Indigenous Peoples Rising

Indigenous peoples in Indo-Afro-Latin America, especially Bolivia and Ecuador, are rising up to take control of their own lives and act in solidarity with others to save the planet. They are calling for new, yet ancient, practices of plurinational, participatory, and intercultural democracy. 
They champion ecologically sustainable development; community-based autonomies; and solidarity with other peoples locally, regionally, and internationally – what they describe as “unity in diversity.” Their values are often different than those of the United States or Europe. One indigenous leader has stated: “We give what money we have not to banks to collect interest but to others – and their gratitude is the interest we receive.”
Fifty-five million indigenous persons, or 400 indigenous peoples, inhabit Indo-Afro-Latin America.

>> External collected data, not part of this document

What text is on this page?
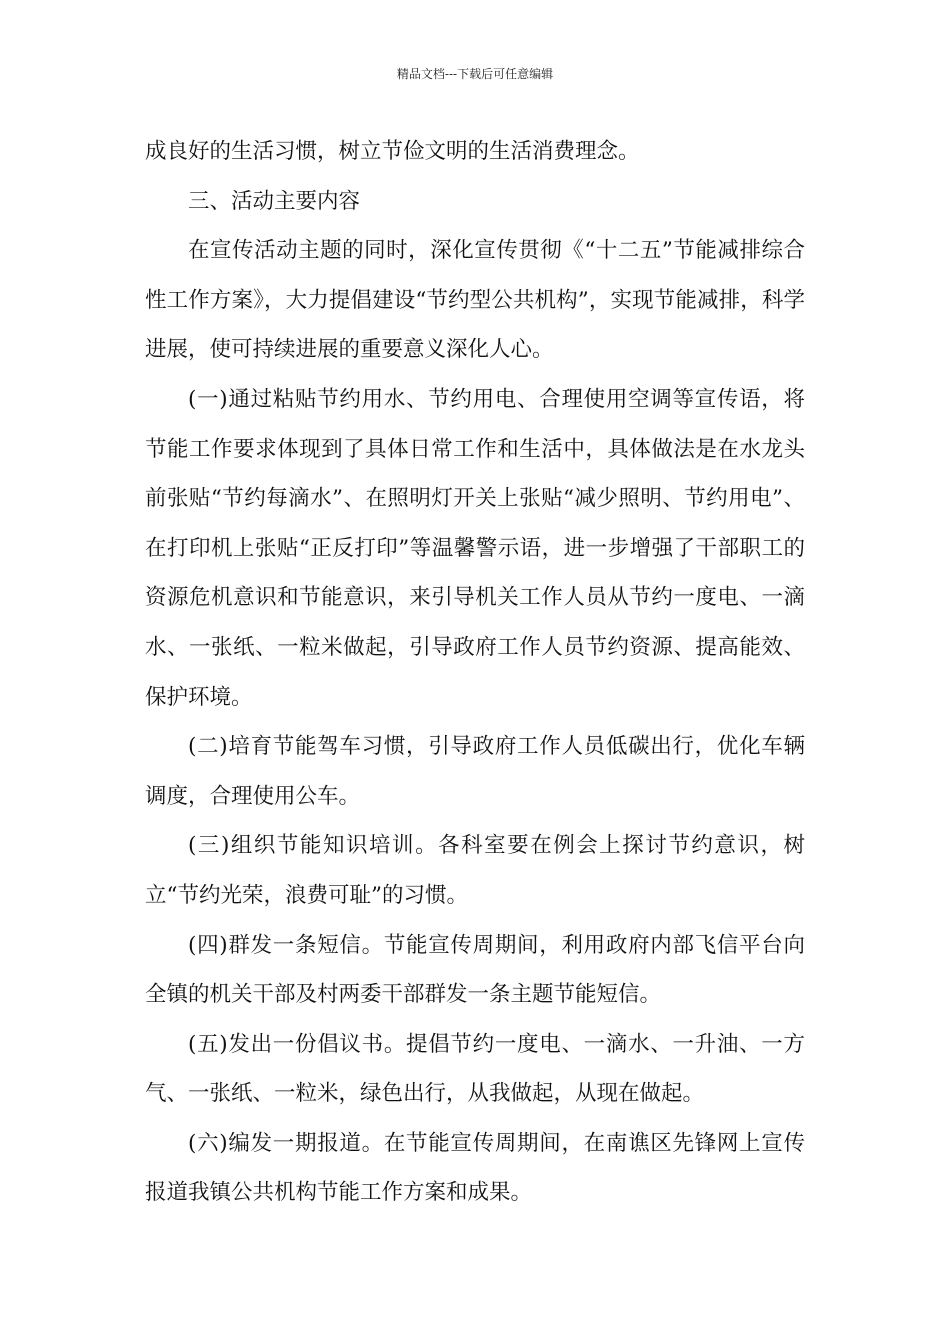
精品文档---下载后可任意编辑

成良好的生活习惯，树立节俭文明的生活消费理念。

三、活动主要内容

在宣传活动主题的同时，深化宣传贯彻《“十二五”节能减排综合性工作方案》，大力提倡建设“节约型公共机构”，实现节能减排，科学进展，使可持续进展的重要意义深化人心。

(一)通过粘贴节约用水、节约用电、合理使用空调等宣传语，将节能工作要求体现到了具体日常工作和生活中，具体做法是在水龙头前张贴“节约每滴水”、在照明灯开关上张贴“减少照明、节约用电”、在打印机上张贴“正反打印”等温馨警示语，进一步增强了干部职工的资源危机意识和节能意识，来引导机关工作人员从节约一度电、一滴水、一张纸、一粒米做起，引导政府工作人员节约资源、提高能效、保护环境。

(二)培育节能驾车习惯，引导政府工作人员低碳出行，优化车辆调度，合理使用公车。

(三)组织节能知识培训。各科室要在例会上探讨节约意识，树立“节约光荣，浪费可耻”的习惯。

(四)群发一条短信。节能宣传周期间，利用政府内部飞信平台向全镇的机关干部及村两委干部群发一条主题节能短信。

(五)发出一份倡议书。提倡节约一度电、一滴水、一升油、一方气、一张纸、一粒米，绿色出行，从我做起，从现在做起。

(六)编发一期报道。在节能宣传周期间，在南谯区先锋网上宣传报道我镇公共机构节能工作方案和成果。
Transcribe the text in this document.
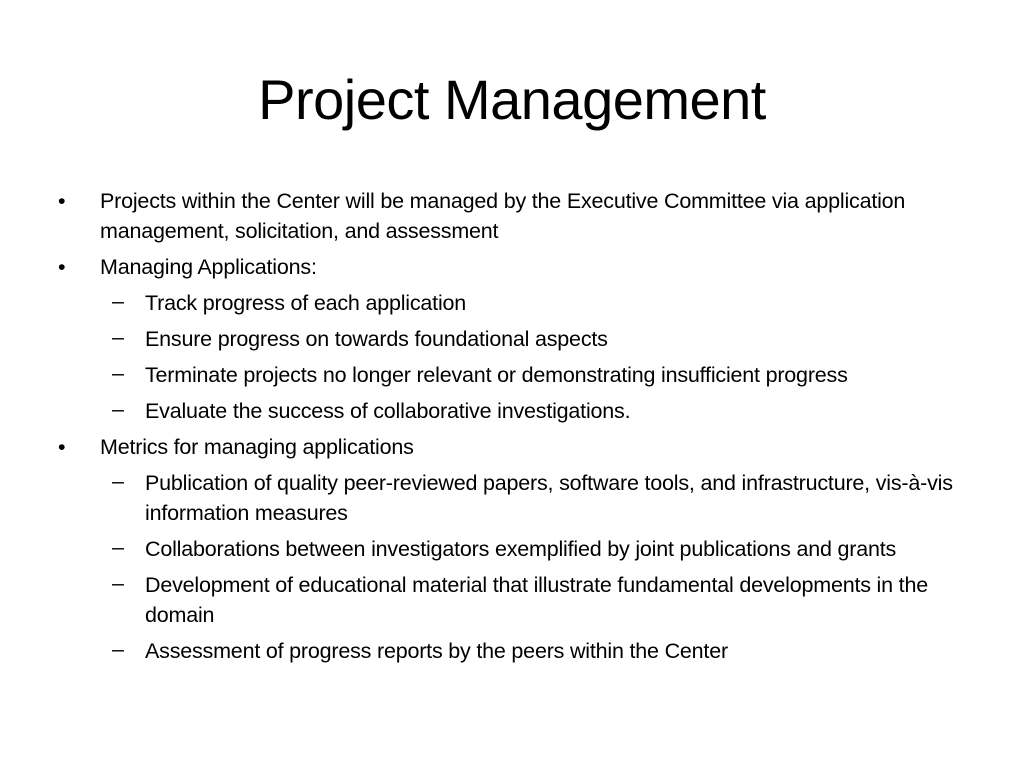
Project Management
•	Projects within the Center will be managed by the Executive Committee via application management, solicitation, and assessment
•	Managing Applications:
– Track progress of each application
– Ensure progress on towards foundational aspects
– Terminate projects no longer relevant or demonstrating insufficient progress
– Evaluate the success of collaborative investigations.
•	Metrics for managing applications
– Publication of quality peer-reviewed papers, software tools, and infrastructure, vis-à-vis information measures
– Collaborations between investigators exemplified by joint publications and grants
– Development of educational material that illustrate fundamental developments in the domain
– Assessment of progress reports by the peers within the Center
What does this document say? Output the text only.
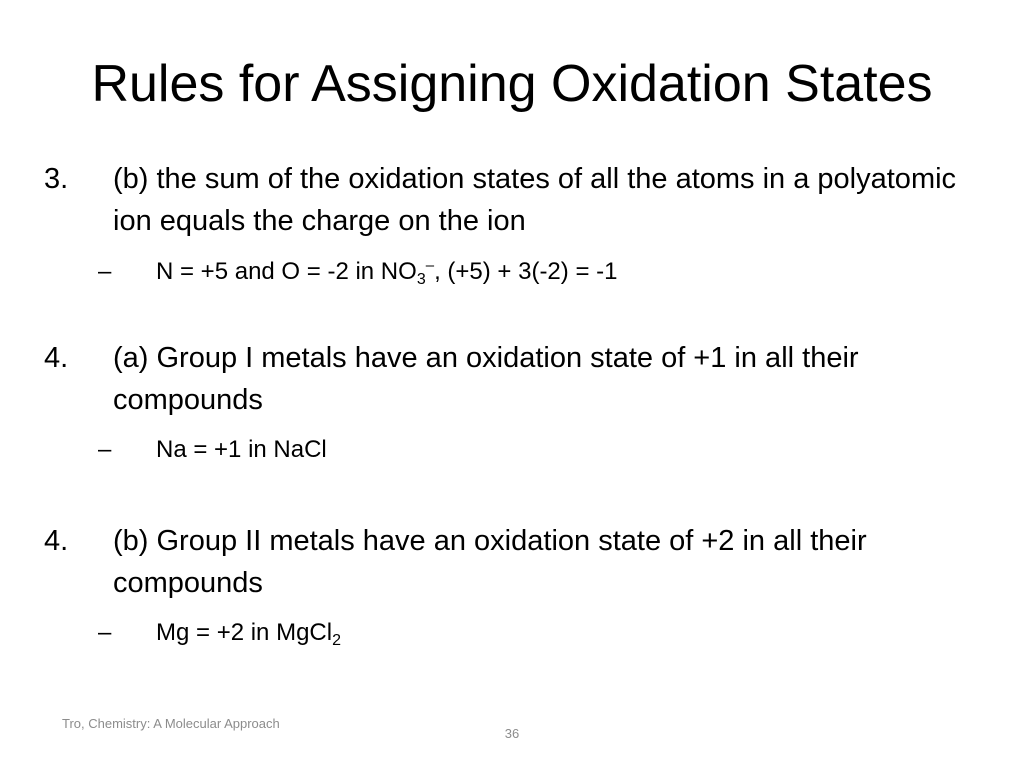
Rules for Assigning Oxidation States
3. (b) the sum of the oxidation states of all the atoms in a polyatomic ion equals the charge on the ion
– N = +5 and O = -2 in $NO_3^-$, (+5) + 3(-2) = -1
4. (a) Group I metals have an oxidation state of +1 in all their compounds
– Na = +1 in NaCl
4. (b) Group II metals have an oxidation state of +2 in all their compounds
– Mg = +2 in MgCl$_2$
Tro, Chemistry: A Molecular Approach
36
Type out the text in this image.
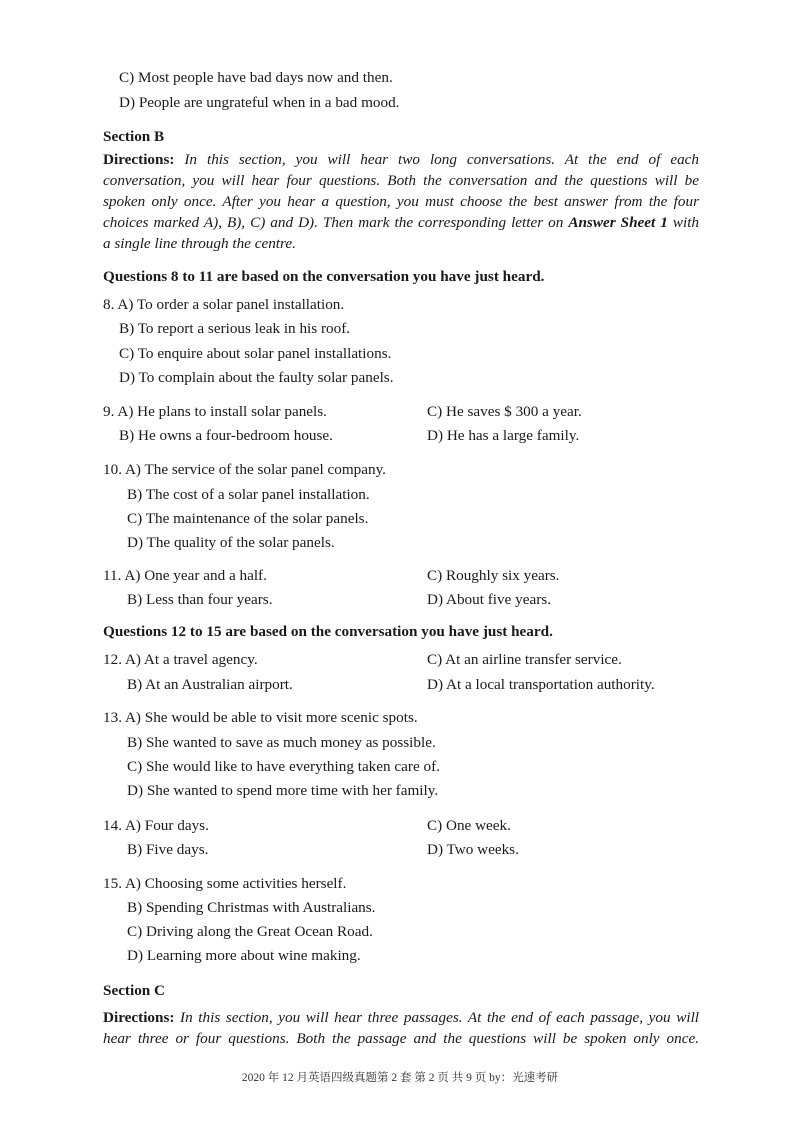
C) Most people have bad days now and then.
D) People are ungrateful when in a bad mood.
Section B
Directions: In this section, you will hear two long conversations. At the end of each
conversation, you will hear four questions. Both the conversation and the questions will be
spoken only once. After you hear a question, you must choose the best answer from the four
choices marked A), B), C) and D). Then mark the corresponding letter on Answer Sheet 1 with
a single line through the centre.
Questions 8 to 11 are based on the conversation you have just heard.
8. A) To order a solar panel installation.
B) To report a serious leak in his roof.
C) To enquire about solar panel installations.
D) To complain about the faulty solar panels.
9. A) He plans to install solar panels.	C) He saves $ 300 a year.
B) He owns a four-bedroom house.	D) He has a large family.
10. A) The service of the solar panel company.
B) The cost of a solar panel installation.
C) The maintenance of the solar panels.
D) The quality of the solar panels.
11. A) One year and a half.	C) Roughly six years.
B) Less than four years.	D) About five years.
Questions 12 to 15 are based on the conversation you have just heard.
12. A) At a travel agency.	C) At an airline transfer service.
B) At an Australian airport.	D) At a local transportation authority.
13. A) She would be able to visit more scenic spots.
B) She wanted to save as much money as possible.
C) She would like to have everything taken care of.
D) She wanted to spend more time with her family.
14. A) Four days.	C) One week.
B) Five days.	D) Two weeks.
15. A) Choosing some activities herself.
B) Spending Christmas with Australians.
C) Driving along the Great Ocean Road.
D) Learning more about wine making.
Section C
Directions: In this section, you will hear three passages. At the end of each passage, you will
hear three or four questions. Both the passage and the questions will be spoken only once.
2020 年 12 月英语四级真题第 2 套 第 2 页 共 9 页 by：光速考研
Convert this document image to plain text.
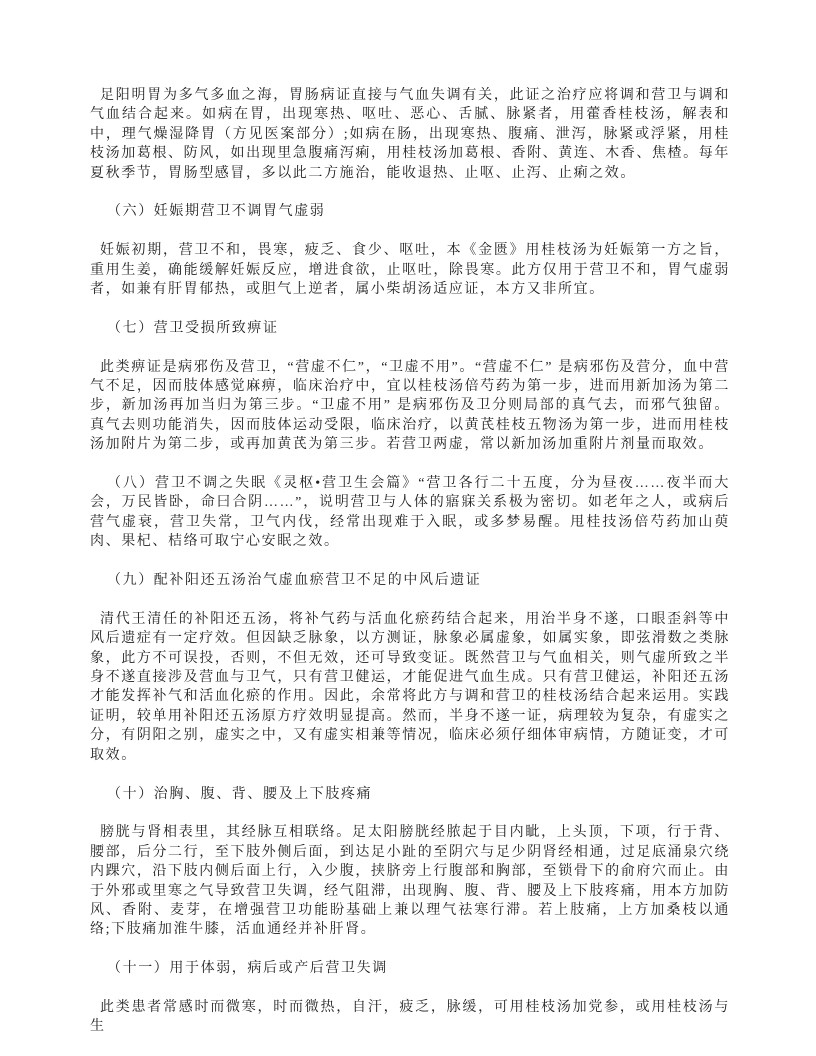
足阳明胃为多气多血之海，胃肠病证直接与气血失调有关，此证之治疗应将调和营卫与调和气血结合起来。如病在胃，出现寒热、呕吐、恶心、舌腻、脉紧者，用藿香桂枝汤，解表和中，理气燥湿降胃（方见医案部分）;如病在肠，出现寒热、腹痛、泄泻，脉紧或浮紧，用桂枝汤加葛根、防风，如出现里急腹痛泻痢，用桂枝汤加葛根、香附、黄连、木香、焦楂。每年夏秋季节，胃肠型感冒，多以此二方施治，能收退热、止呕、止泻、止痢之效。

（六）妊娠期营卫不调胃气虚弱

妊娠初期，营卫不和，畏寒，疲乏、食少、呕吐，本《金匮》用桂枝汤为妊娠第一方之旨，重用生姜，确能缓解妊娠反应，增进食欲，止呕吐，除畏寒。此方仅用于营卫不和，胃气虚弱者，如兼有肝胃郁热，或胆气上逆者，属小柴胡汤适应证，本方又非所宜。

（七）营卫受损所致痹证

此类痹证是病邪伤及营卫，“营虚不仁”，“卫虚不用”。“营虚不仁” 是病邪伤及营分，血中营气不足，因而肢体感觉麻痹，临床治疗中，宜以桂枝汤倍芍药为第一步，进而用新加汤为第二步，新加汤再加当归为第三步。“卫虚不用” 是病邪伤及卫分则局部的真气去，而邪气独留。真气去则功能消失，因而肢体运动受限，临床治疗，以黄芪桂枝五物汤为第一步，进而用桂枝汤加附片为第二步，或再加黄芪为第三步。若营卫两虚，常以新加汤加重附片剂量而取效。

（八）营卫不调之失眠《灵枢•营卫生会篇》“营卫各行二十五度，分为昼夜……夜半而大会，万民皆卧，命曰合阴……”，说明营卫与人体的寤寐关系极为密切。如老年之人，或病后营气虚衰，营卫失常，卫气内伐，经常出现难于入眠，或多梦易醒。甩桂技汤倍芍药加山萸肉、果杞、桔络可取宁心安眠之效。

（九）配补阳还五汤治气虚血瘀营卫不足的中风后遗证

清代王清任的补阳还五汤，将补气药与活血化瘀药结合起来，用治半身不遂，口眼歪斜等中风后遗症有一定疗效。但因缺乏脉象，以方测证，脉象必属虚象，如属实象，即弦滑数之类脉象，此方不可误投，否则，不但无效，还可导致变证。既然营卫与气血相关，则气虚所致之半身不遂直接涉及营血与卫气，只有营卫健运，才能促进气血生成。只有营卫健运，补阳还五汤才能发挥补气和活血化瘀的作用。因此，余常将此方与调和营卫的桂枝汤结合起来运用。实践证明，较单用补阳还五汤原方疗效明显提高。然而，半身不遂一证，病理较为复杂，有虚实之分，有阴阳之别，虚实之中，又有虚实相兼等情况，临床必须仔细体审病情，方随证变，才可取效。

（十）治胸、腹、背、腰及上下肢疼痛

膀胱与肾相表里，其经脉互相联络。足太阳膀胱经脓起于目内眦，上头顶，下项，行于背、腰部，后分二行，至下肢外侧后面，到达足小趾的至阴穴与足少阴肾经相通，过足底涌泉穴绕内踝穴，沿下肢内侧后面上行，入少腹，挟脐旁上行腹部和胸部，至锁骨下的俞府穴而止。由于外邪或里寒之气导致营卫失调，经气阻滞，出现胸、腹、背、腰及上下肢疼痛，用本方加防风、香附、麦芽，在增强营卫功能盼基础上兼以理气祛寒行滞。若上肢痛，上方加桑枝以通络;下肢痛加淮牛膝，活血通经并补肝肾。

（十一）用于体弱，病后或产后营卫失调

此类患者常感时而微寒，时而微热，自汗，疲乏，脉缓，可用桂枝汤加党参，或用桂枝汤与生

Most reside in Mexico, Guatemala, Ecuador, Peru, and Bolivia. They reject the Europe-imposed term “Indians.” They call themselves “the native peoples” (“Ios pueblos originarios” in Spanish). They constitute 67 percent of Bolivia’s population. In Ecuador they are 40 percent, mainly in the cold highland Sierra and sweltering Amazonian tropics. They often ally with Afro-Ecuadorians along the Pacific coast, who account for 10 percent of the populace.
Spokespersons for the native peoples realize that the differences between their cosmic visions and those of Europe and the United States are part of an ongoing set of class and ideological conflicts that must be resolved if world peace and ecological balance are to be achieved. They
recognize too that they must overcome divisions in their own ranks and that their struggles necessitate solidarity with other oppressed peoples around the globe. They link up internationally, as in the case of the worldwide 87-nation “Via Campesina” so important in the World Social Forums of this century. Sensitive to the world ecological crisis, the native peoples’ movements conducted the 2008 First Interregional Summit of the Amazon, the region known as “the lungs of the planet.”
In Bolivia and Ecuador, the native peoples and their supporters are re-founding the State, “democratizing democracy,” and introducing juridical pluralism. They are playing a prominent role in popular campaigns against neo-liberal capitalist globalization and US-European interventionism. Recognized and honored in UN and ILO declarations on indigenous rights, they emphasize human and planetary rights, including the rights of Nature (“Pachamama,” or “Mother Nature,” literally “Mother Universe”). 1
The CIA has often characterized the social movements of the native peoples as a major challenge to US hegemony. Territories they occupy contain 80 percent of Latin America’s biodiversity, several important watersheds, and such valuable resources as petroleum.